The only thing we haven’t generalized yet is temperature control, because the infrared thermometers we’ve ordered are still “on the way”. But as it seems that fever is not necessarily the most important symptom for detecting suspicious cases, we are trying to focus mainly on preventive measures, especially as here fever is more frequently a sign of malaria or a poorly treated infection.

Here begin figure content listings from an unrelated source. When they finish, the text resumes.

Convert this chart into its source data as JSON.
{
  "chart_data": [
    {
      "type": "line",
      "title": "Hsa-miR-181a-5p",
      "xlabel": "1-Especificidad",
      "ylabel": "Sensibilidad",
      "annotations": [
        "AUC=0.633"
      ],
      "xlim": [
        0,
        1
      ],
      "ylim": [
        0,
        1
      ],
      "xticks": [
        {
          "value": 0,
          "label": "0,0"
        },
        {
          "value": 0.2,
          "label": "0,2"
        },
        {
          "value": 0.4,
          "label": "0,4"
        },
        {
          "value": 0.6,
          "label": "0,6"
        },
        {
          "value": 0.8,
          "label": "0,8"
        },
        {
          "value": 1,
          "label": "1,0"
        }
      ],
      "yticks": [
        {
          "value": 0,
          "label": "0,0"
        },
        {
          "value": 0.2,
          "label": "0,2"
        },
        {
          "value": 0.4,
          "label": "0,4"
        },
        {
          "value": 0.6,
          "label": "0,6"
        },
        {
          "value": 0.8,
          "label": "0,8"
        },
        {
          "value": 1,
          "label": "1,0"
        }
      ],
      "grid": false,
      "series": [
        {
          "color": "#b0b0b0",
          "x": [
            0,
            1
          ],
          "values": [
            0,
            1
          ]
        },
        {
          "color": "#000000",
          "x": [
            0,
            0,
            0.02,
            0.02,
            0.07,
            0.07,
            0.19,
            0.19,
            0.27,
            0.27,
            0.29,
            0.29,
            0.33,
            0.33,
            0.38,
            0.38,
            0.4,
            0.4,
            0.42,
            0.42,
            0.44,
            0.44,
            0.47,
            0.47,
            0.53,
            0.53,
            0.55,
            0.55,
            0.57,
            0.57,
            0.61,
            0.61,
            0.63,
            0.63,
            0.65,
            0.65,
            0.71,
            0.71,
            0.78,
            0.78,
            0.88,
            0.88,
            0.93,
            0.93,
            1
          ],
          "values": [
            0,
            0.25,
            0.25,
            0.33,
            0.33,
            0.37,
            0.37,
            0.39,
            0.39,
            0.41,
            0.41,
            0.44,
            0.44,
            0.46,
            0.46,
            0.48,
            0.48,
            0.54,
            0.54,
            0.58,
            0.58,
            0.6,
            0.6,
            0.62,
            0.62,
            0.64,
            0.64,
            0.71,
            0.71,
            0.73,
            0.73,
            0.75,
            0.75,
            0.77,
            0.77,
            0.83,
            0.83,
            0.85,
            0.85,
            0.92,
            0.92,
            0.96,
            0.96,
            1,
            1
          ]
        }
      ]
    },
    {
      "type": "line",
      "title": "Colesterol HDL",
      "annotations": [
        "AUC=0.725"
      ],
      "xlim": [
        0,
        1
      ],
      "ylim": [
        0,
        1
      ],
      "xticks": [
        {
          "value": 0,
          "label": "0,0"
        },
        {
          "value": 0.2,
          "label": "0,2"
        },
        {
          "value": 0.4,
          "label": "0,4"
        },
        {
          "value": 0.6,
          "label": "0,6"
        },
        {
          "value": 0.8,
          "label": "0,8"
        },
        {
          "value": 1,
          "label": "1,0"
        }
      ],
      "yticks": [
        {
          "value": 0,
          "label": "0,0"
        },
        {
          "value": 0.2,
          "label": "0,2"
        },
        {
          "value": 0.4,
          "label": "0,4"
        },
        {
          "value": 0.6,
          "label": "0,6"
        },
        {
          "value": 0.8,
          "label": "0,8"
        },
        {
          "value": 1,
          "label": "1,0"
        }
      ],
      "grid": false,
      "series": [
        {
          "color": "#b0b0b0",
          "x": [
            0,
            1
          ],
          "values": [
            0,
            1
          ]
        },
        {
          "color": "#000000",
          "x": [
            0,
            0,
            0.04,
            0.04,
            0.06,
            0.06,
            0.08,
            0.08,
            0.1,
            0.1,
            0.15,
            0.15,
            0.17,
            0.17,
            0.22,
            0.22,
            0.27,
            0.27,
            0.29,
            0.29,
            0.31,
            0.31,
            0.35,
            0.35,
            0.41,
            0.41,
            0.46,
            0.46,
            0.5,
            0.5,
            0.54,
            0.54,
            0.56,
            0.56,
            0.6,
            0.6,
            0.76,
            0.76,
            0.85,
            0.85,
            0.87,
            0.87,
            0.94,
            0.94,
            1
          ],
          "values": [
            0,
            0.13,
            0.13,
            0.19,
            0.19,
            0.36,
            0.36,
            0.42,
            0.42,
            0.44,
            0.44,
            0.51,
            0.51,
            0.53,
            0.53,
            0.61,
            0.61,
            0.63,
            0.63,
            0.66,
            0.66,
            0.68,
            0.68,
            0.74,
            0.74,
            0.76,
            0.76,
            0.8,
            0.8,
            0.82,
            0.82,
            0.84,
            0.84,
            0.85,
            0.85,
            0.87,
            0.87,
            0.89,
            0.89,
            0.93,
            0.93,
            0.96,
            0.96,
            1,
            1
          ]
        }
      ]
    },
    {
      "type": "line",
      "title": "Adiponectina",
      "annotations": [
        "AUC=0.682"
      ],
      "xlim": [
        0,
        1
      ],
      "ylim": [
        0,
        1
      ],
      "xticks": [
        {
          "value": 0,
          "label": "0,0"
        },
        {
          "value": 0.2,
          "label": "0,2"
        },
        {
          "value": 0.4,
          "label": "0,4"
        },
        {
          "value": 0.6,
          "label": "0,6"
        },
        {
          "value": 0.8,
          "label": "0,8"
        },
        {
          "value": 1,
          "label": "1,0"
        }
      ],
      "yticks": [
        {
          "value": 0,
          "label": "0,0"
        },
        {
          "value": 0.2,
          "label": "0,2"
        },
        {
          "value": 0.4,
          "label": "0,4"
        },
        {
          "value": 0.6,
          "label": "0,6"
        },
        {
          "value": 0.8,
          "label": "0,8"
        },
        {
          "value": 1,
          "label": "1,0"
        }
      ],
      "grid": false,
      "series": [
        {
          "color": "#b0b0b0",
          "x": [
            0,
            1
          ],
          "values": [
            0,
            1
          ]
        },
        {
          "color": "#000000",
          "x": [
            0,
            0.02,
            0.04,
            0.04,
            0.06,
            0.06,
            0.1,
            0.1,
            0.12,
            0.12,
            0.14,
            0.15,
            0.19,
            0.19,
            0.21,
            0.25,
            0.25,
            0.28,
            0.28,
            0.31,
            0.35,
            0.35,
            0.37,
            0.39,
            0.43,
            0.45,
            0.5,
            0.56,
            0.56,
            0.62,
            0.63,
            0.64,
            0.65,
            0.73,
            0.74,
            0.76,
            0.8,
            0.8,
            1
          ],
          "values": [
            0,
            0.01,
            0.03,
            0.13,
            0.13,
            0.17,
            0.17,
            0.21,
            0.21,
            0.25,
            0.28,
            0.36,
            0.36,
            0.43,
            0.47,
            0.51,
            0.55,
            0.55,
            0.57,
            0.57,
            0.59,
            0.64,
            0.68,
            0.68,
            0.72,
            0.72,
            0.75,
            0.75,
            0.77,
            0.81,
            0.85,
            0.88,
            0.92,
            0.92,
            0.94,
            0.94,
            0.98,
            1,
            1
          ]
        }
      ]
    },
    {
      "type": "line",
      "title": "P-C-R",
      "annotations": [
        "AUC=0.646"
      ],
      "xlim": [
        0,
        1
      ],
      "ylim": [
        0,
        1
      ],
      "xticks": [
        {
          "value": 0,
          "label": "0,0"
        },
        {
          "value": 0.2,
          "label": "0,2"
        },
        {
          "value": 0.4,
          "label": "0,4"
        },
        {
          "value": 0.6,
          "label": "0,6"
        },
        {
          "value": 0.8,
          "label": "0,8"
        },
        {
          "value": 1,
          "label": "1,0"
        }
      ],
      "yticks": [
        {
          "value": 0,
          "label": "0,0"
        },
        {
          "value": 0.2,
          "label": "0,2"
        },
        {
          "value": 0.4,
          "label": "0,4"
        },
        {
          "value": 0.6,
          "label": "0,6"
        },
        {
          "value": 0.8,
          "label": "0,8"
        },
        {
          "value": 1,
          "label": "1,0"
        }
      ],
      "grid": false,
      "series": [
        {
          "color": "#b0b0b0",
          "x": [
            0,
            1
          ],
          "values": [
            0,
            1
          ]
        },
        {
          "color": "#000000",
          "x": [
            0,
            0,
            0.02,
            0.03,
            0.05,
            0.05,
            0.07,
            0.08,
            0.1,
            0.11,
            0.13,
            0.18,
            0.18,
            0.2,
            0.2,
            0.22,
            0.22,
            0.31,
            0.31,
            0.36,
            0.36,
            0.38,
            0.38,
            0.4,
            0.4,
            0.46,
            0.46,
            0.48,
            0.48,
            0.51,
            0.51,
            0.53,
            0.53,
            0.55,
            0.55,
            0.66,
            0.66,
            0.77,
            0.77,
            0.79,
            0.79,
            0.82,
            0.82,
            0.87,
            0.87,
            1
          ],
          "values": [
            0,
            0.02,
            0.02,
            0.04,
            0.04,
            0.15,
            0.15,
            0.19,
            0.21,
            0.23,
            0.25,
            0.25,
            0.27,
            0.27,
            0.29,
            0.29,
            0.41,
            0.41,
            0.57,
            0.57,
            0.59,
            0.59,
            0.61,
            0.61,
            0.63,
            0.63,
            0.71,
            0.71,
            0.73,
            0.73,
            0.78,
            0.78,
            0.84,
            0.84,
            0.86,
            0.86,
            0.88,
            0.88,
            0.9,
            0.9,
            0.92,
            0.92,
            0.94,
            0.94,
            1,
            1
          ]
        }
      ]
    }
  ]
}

Finally, speaking of malaria, during the year 2019 the DRC has had 330,000 deaths attributed to malaria, while to date Covid-19 has caused less than 200 victims (mainly people who have come from Europe). This leads one to wonder if all the aid and fundraising that makes the headlines for the fight against coronavirus would not be better spent on setting up a real policy of prevention and fight against malaria? Marie-Claude and I have been taking Artemisia annua herbal tea (produced in our garden) to protect us against malaria since we have been here (and even before that when I was on missions in Africa) and we are the only expatriates who have not had malaria. It is true that the health authorities (especially the pharmaceutical companies) are crying wolf against the use of this plant in the form of herbal tea, but given the dramatic consequences of this disease in the DRC there is still reason to wonder why not devote more resources to its extension. We are doing it on a small scale here in Mapangu with interested people, but with caution because, on the one hand, it is difficult to ensure that people respect the recommended dosage and, on the other hand, because it is not a means of prevention or control recognized by the local and/or international health authorities.
Except for those of you who read us in tropical countries, this problem will seem secondary compared to the risk represented by the coronavirus, but whatever your situation, we wish you caution and good health.